As kids of the 80’s compared what was in their Smurfs and Alf lunchboxes, the gold standard in snack cakes were usually the Hostess-brand cakes such as Twinkies, Ho-Ho’s and Sno-Balls. High class and, of course, high cost. The commercial where the kids on a playground talked to a cartoon snack cake about how they get the cream in a Twinkie is one you’ll be amazed that you remember the words to if you were a TV child of the 80’s like me. Here, go ahead and test yourself:
The fact that there were coupons for Dolly Madison’s Zingers in The News 30 years ago this week probably made it far more likely that some of us would be eating those. Before Dolly Madison and Hostess wound up being owned by the same corporate conglomerate, Buffalo had several Dolly Madison Bakery thrift stores. Those later became Hostess/Wonder Bread outlets, where lucky kids of the ’90s had parents leave with discount Hostess fruit pies. Dolly Madison’s marketing wasn’t nearly as impressive — it was all Peanuts and Charlie Brown related. That’s not to say that kids of the 80’s didn’t enjoy watching Peanuts specials on TV, but not necessarily because they were so great; it was just that those specials were literally our only chance to see cartoons on TV during prime time. I mean, Charlie Brown was fine, but he wasn’t going to influence my snack decisions.

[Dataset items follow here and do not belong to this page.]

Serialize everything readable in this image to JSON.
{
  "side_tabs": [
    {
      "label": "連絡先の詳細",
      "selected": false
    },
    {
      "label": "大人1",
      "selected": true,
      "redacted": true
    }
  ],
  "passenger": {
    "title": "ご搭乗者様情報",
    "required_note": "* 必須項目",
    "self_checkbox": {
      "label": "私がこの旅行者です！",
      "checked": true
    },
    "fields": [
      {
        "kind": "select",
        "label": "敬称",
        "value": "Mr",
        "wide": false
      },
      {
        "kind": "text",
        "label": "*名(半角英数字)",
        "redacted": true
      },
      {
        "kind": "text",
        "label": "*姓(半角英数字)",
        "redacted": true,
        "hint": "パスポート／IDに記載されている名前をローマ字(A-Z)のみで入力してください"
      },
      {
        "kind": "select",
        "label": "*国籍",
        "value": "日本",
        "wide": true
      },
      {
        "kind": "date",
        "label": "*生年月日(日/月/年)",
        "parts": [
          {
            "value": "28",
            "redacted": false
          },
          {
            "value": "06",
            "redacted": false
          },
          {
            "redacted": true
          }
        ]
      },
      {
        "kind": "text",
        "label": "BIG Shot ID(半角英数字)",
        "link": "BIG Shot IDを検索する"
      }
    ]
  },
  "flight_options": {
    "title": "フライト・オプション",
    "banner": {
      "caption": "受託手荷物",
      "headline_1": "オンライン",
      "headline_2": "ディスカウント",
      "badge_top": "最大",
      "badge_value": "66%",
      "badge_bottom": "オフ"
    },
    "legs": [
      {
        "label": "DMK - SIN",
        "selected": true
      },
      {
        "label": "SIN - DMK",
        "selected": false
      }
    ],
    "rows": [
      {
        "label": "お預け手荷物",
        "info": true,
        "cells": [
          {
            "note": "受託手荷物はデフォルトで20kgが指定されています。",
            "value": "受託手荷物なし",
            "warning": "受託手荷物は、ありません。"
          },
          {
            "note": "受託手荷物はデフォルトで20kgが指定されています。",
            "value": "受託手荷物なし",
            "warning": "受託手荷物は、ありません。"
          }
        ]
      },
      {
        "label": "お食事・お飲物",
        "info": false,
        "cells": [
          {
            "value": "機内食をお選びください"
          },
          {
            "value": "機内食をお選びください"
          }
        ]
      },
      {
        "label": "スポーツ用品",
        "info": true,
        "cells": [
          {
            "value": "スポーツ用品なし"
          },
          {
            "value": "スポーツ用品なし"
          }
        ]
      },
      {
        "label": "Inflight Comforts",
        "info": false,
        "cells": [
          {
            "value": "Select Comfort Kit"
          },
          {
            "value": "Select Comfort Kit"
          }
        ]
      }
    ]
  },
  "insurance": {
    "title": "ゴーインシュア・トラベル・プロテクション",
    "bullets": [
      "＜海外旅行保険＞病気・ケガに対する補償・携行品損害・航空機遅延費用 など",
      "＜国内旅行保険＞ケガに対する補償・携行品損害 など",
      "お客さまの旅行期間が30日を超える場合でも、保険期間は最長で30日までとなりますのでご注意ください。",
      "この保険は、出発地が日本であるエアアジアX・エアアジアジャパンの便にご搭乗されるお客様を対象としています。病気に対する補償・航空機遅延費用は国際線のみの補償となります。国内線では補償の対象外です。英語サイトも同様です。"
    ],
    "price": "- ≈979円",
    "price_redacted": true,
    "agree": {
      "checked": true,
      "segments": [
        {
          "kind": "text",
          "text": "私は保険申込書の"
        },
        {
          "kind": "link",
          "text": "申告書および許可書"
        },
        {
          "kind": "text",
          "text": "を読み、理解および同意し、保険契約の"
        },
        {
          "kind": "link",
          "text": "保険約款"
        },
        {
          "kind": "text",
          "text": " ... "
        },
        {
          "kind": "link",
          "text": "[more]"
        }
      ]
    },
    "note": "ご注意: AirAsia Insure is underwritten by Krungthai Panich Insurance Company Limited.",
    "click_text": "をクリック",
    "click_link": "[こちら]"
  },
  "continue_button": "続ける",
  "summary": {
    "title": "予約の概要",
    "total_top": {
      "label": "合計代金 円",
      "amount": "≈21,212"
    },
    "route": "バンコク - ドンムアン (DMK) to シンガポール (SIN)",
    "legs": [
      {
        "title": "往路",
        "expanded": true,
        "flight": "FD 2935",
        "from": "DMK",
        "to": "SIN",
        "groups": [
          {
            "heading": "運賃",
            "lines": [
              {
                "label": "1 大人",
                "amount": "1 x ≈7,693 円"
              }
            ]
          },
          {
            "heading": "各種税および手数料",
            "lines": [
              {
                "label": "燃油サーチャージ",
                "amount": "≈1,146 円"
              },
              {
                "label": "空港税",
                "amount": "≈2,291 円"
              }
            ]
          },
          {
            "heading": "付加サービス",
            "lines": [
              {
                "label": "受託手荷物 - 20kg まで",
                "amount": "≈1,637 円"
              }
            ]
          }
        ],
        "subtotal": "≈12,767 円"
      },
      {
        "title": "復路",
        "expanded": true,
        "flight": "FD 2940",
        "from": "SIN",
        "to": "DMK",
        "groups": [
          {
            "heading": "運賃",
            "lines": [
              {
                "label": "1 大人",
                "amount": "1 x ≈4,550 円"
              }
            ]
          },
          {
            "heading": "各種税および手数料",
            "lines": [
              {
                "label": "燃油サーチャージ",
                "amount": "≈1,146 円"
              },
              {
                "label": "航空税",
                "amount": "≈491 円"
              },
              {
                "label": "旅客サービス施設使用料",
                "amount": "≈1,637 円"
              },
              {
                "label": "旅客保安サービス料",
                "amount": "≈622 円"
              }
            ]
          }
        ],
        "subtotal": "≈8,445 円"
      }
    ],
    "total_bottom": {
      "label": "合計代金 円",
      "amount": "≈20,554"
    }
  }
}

Then there was Little Debbie, the low-budget champion of snack cakes, and we kids realized this no matter what brands our parents bought. A kid with a buck at Wilson Farms, B-kwik or your neighborhood corner store could buy four Little Debbies — but only one package of Twinkies.
The marketing seemed to matter little when faced with the decision on how to part with our own hard-earned cash, and the Little Debbie bang-for-the-buck usually wound up being the winner, even if Zebra Cakes barely belonged in the same vaunted class at the Twinkie.